The episode sharpened her filter for future partnerships. The first question she now asks about any potential deal is whether she can actually sound like herself in it. Script control tight enough to change the way she writes her own captions is, by her standard, disqualifying. “Everyone’s gonna know this is an ad,” she says. “So let me be me.”
Her merchandise follows the same logic. A collaboration with designer Freddy Tyler Paul produced a shirt reading “don’t talk to me until I’ve had my Lexapro laced iced coffee.” A hoodie bundled with the new book is labeled “this is my crying hoodie.” The purpose is not aesthetics but belonging. “I could look at that shirt, and I’m like, ‘I want to be friends with that girl.’”
What Four Years of Rejection Built
While her content business scaled, Kelsey spent four years trying to get a documentary made that no studio wanted to finance. “The Limits of Forgiveness,” centered on a survivor of sexual assault who chose not to prosecute her attacker, began as a podcast conversation that reoriented how Kelsey thought about justice entirely.
“When I spoke to her an hour later, everything I had thought about what justice meant and the criminal justice system blew my mind,” she says.

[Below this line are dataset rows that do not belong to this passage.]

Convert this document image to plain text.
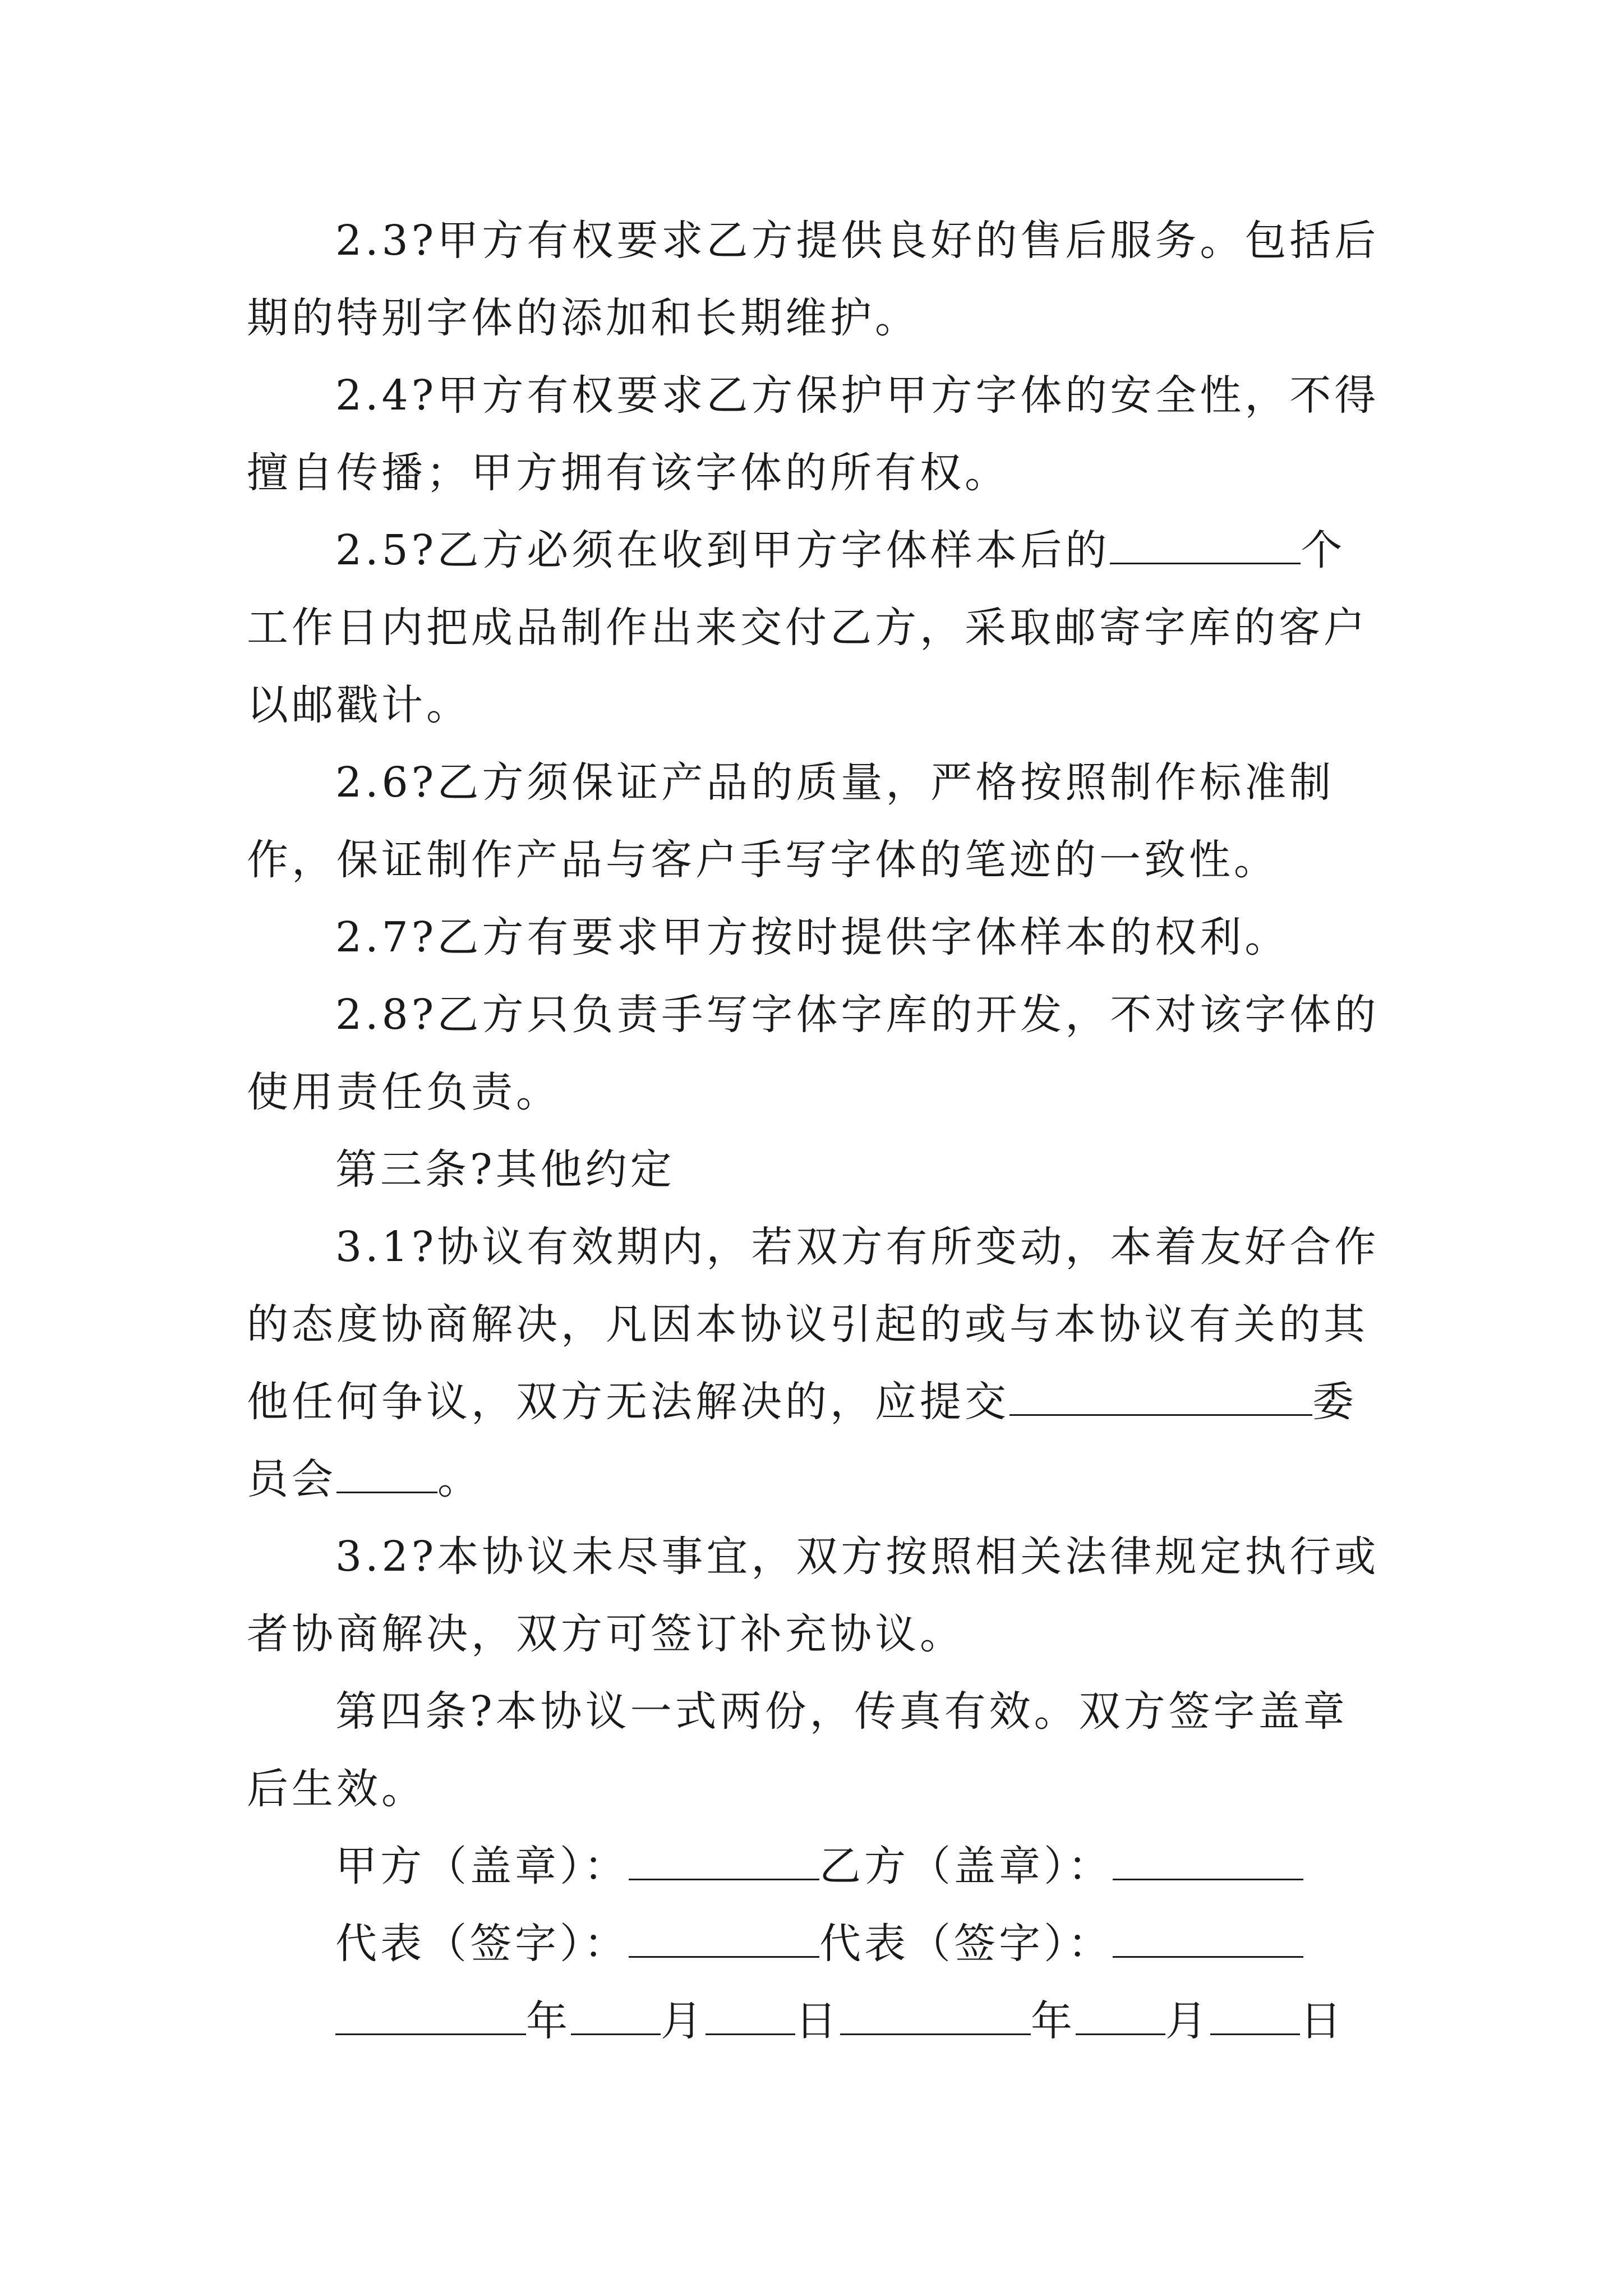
2.3?甲方有权要求乙方提供良好的售后服务。包括后期的特别字体的添加和长期维护。

2.4?甲方有权要求乙方保护甲方字体的安全性，不得擅自传播；甲方拥有该字体的所有权。

2.5?乙方必须在收到甲方字体样本后的	个工作日内把成品制作出来交付乙方，采取邮寄字库的客户以邮戳计。

2.6?乙方须保证产品的质量，严格按照制作标准制作，保证制作产品与客户手写字体的笔迹的一致性。

2.7?乙方有要求甲方按时提供字体样本的权利。

2.8?乙方只负责手写字体字库的开发，不对该字体的使用责任负责。

第三条?其他约定

3.1?协议有效期内，若双方有所变动，本着友好合作的态度协商解决，凡因本协议引起的或与本协议有关的其他任何争议，双方无法解决的，应提交	委员会 。

3.2?本协议未尽事宜，双方按照相关法律规定执行或者协商解决，双方可签订补充协议。

第四条?本协议一式两份，传真有效。双方签字盖章后生效。

甲方（盖章）：	乙方（盖章）：

代表（签字）：	代表（签字）：

年 月 日	年 月 日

Agents sent the pitch to networks. Rejections came back based on misreads of the premise. “They said, ‘We’re not getting good feedback because they think it’s just the story about a rapist getting away with rape,’” she says. “Like, you didn’t even read the whole point of this.” She made a short film, entered the festival circuit, won awards, and eventually secured funding from Patreon’s streaming platform for a feature. At one point, the project had been sold, but the distribution platform was cancelled.
The experience exposed a structural tension Kelsey encounters in every traditional media room she enters. Creators operate with real-time audience intelligence that studio-mandated systems are not built to process. “We can see trends coming way before they can, and we have this relationship and community that we’re already tapped into,” she says. “I do wish that there was a little bit more trust and that we were just seen as a little bit more valuable of an asset.”
The documentary has since premiered and is returning to the festival circuit. Kelsey believes its real reach will come through social. “I think social media has the power to change laws with this and spread information and change people’s lives,” she says.
Selling Community, Not a Cure
The mental health content space carries a specific commercial trap: it rewards relatability but does not always reward honesty about what content can actually deliver. Kelsey has watched others in the niche sell outcomes their platforms cannot produce. “It can get dangerous in the mental health space where people are selling a cure or just doing it for money,” she says. “There’s usually learning more about management.”
Her own business has been built around the opposite premise. After 15 years online, through viral moments and revenue crises and a documentary that took four years to reach an audience, the through line is consistent. She does not promise resolution. She builds a place for people to keep working through it.
The book that launched the business established that principle. The retreats, the merch, the podcast, and the film that followed have each extended it.
“I don’t have all the answers,” Kelsey says, “but I have a space where we can talk and try to figure out the answers.”